I started my working life at Rolls-Royce plc before leaping into FMCG consultancy.
The immediate difference was the systems, processes and software used to provide in-depth understanding of the production and life-cycle (that were critical to the success) didn’t exist in the FMCG space, simply because they were hugely expensive and complex tools.
Four years later, the paradigm has shifted and the digital revolution is upon our sector. Advances in data availability mean that we must be smarter in using it to our benefit, and advances in computing power mean we can do this cost effectively.
“A digital twin is a virtual representation of a product, part, system, process or network that allows you to see how it will perform, sometimes even before it exists.”
Studies have shown that human computing power using more than four variables is only as accurate as chance, yet in many businesses today we leave complex, multi-variable decisions to people, usually because we struggle to replicate real world complexity in computer models.
However, with enhanced computing power the best digital twins use stochastic modelling, which essentially allows performance of all elements of the model to work based on probability, accurately predicting scenarios where specific events vary from actual performance. These digital twins will not only model scenarios but will determine the risk and probability of success based on replicating the future 100,000 times over (or however many times you need to feel confident).
A tool this powerful can unlock significant benefit within your supply chain and can be used in many different forms, depending on the level of adoption. In its most basic form, a digital twin can be used to improve decision making capability within a business to test scenarios, for example, instantly identifying the optimum production sequence following a critical failure to protect customer service or cost.
Using actual performance data it will consider the full complexity of your factory or supply chain to determine the optimum solution to meet desired outcome. This could offer benefits in product costings, both present and future, not only accurately determining the cost of the new product and how it should be scheduled, but mapping the impact to other products commonly missed.

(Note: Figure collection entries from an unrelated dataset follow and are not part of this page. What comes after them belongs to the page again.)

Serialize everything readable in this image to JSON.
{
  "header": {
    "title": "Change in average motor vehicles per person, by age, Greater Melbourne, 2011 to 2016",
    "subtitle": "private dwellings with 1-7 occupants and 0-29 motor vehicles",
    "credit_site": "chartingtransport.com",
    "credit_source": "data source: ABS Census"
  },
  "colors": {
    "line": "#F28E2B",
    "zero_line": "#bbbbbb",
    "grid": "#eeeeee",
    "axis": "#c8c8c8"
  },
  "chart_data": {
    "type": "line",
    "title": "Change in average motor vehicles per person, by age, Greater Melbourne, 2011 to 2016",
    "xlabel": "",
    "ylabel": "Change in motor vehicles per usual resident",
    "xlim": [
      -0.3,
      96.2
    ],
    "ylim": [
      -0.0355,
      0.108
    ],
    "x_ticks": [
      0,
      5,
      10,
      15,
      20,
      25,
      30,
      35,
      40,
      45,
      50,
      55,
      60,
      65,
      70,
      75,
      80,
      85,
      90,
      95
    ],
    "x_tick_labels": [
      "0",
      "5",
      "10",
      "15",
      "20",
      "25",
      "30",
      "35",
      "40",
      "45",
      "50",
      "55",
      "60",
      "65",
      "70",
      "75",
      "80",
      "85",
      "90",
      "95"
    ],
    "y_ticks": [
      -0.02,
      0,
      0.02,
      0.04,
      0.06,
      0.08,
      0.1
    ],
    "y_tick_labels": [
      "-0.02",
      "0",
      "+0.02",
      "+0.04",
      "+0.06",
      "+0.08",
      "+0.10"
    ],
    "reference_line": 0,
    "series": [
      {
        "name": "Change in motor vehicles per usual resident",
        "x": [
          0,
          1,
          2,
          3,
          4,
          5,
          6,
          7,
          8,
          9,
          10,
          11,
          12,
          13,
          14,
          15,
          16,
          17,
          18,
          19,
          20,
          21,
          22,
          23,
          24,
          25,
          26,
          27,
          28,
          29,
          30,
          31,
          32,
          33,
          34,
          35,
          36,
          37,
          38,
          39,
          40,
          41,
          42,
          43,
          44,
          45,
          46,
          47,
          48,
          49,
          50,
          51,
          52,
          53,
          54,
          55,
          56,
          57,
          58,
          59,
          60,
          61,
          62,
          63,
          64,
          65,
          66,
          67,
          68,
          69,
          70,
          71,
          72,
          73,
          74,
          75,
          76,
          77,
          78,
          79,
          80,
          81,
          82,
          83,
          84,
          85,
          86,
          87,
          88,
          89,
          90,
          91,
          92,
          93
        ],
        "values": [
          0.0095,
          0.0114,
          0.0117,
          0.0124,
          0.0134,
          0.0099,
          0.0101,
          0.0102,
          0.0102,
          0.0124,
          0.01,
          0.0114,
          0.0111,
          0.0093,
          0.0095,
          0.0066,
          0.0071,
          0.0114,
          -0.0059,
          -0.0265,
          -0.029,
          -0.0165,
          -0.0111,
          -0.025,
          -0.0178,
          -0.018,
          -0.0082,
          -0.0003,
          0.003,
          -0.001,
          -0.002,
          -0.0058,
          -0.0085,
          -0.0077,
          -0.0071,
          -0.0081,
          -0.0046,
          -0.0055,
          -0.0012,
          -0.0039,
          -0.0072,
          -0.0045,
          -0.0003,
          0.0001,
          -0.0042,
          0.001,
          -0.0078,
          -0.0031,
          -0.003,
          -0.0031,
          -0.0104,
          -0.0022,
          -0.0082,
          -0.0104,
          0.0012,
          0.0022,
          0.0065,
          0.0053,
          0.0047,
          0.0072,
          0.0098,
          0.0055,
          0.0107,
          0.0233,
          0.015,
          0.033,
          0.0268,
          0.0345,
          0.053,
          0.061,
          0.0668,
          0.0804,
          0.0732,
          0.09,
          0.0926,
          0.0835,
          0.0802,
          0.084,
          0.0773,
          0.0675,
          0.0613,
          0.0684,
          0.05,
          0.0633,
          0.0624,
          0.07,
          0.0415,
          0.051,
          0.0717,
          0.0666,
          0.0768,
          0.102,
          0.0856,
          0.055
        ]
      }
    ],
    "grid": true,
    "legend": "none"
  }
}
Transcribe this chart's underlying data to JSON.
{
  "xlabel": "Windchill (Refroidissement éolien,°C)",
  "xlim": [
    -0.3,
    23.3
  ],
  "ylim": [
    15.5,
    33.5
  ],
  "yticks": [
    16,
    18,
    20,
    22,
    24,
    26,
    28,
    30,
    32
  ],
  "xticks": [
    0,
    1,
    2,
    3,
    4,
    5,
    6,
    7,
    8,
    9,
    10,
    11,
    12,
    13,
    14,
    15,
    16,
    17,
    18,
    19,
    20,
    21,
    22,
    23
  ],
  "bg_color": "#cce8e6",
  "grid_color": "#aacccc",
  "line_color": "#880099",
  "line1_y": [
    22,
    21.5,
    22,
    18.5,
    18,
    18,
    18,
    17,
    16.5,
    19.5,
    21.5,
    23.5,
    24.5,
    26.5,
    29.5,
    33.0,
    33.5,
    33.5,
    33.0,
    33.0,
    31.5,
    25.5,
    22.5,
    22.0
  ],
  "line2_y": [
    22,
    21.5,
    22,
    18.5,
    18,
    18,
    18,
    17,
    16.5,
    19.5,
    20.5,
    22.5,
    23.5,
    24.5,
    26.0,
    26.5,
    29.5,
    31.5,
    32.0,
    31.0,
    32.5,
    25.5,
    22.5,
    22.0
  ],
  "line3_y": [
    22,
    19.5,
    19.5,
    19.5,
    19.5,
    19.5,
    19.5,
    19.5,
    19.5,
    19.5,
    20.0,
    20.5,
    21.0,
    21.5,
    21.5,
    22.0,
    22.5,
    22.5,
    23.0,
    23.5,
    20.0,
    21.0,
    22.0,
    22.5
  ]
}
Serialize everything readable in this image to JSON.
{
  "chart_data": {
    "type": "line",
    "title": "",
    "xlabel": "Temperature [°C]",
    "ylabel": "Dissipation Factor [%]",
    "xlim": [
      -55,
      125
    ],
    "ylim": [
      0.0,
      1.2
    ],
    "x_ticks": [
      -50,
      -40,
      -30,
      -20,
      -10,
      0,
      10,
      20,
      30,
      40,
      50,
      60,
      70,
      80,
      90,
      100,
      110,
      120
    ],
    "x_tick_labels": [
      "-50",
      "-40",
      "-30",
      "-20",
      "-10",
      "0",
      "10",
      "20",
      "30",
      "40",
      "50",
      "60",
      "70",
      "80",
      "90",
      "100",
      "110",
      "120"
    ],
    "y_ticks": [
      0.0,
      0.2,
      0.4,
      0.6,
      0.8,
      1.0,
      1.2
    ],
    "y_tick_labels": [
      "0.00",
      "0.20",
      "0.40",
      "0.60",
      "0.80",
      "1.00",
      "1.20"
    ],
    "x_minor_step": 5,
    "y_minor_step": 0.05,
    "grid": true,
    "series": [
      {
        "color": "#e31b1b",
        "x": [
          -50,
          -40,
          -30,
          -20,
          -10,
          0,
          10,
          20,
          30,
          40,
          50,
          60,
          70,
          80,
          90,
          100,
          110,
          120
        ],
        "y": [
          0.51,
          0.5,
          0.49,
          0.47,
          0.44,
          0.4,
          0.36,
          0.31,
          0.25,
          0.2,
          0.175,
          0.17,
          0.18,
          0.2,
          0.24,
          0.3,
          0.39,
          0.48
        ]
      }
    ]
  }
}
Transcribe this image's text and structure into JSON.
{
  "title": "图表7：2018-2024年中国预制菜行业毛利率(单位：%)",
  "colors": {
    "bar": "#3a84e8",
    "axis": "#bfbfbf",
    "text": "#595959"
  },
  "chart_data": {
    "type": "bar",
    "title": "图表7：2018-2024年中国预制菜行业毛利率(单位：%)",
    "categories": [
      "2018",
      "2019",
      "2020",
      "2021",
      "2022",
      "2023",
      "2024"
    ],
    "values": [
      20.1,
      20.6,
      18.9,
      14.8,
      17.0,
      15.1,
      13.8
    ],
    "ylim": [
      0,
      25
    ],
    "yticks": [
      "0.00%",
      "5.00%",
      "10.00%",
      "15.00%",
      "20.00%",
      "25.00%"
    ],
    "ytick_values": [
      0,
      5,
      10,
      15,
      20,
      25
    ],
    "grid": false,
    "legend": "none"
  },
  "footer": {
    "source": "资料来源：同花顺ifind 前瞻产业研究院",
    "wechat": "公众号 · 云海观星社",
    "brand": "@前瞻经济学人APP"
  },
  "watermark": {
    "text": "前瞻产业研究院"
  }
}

Gone are capital expenditures or investments that don’t deliver, as you use your digital twin to see how changes in assets, suppliers, customers or sites affect the overall network before agreeing to these changes. This allows businesses to gain confidence in security of supply and true costs through ‘what if’ analysis.
To unlock the true capability of a digital twin, a business should integrate its power into their planning cycle, using the twin to schedule and sequence production throughout the supply chain. A digital twin is designed to compliment existing supply chain software, such as ERP and MES systems which are embedded in the infrastructure. This creates a critical link between the two, without the need for vast amounts of Excel sheets.
When effectively employed, a digital twin can align and optimise multiple schedules inclusive of underlying variation, adding optimisation and risk analysis. It can offer real time allocation and rescheduling of shared resources across the entire value chain (e.g. labor, machines, tooling, jigs, forklifts, AGVs, etc.) It can reschedule a complex, multi facility value chain inclusive of multiple distribution networks all with real world variability and constraints, in mere minutes. In essence, a digital twin will exponentially increase responsiveness to a fluid operational environment keeping a business well ahead of its customers and competitors.
So why now? Hasn’t this type of product been around before?
Linear simulation software has been available for over 30 years, the key difference today is the simplicity of the solutions available and their ability to replicate variability or ambiguity. What this essentially means, is you don’t need a team of programmers; software such as Simio uses simple object-based modelling which can be tailored at all levels of complexity to accurately represent the most complex supply chain.
The beauty of using object-based modelling, is once you have built a model, e.g. a factory floor, this can be imported into your network model as an object without the need for a new model to be created. In essence, it is closer to the real world, maintainable and at an investment cost that is affordable space for the sector.
How do I go about this in my business?
It is worth remembering the philosophy in the Tech world of startups; think big, start small and fail fast. In other words, take your vision, complete small trials to prove concept, and accept that identifying something does not work can be just as valuable as the opposite.
In making the model, it is critical to understand the level of complexity needed for the first decisions you want to make, over time the sophistication and variables can be built upon. You could even connect to the weather forecast or likes on Facebook if that drives your business. We have trained our own digital architects, but more importantly we developed a process to align processes and systems, building complexity with capability and ensuring we do not build a White elephant.
Oliver North, Head of Technology at Pollen Consulting Group.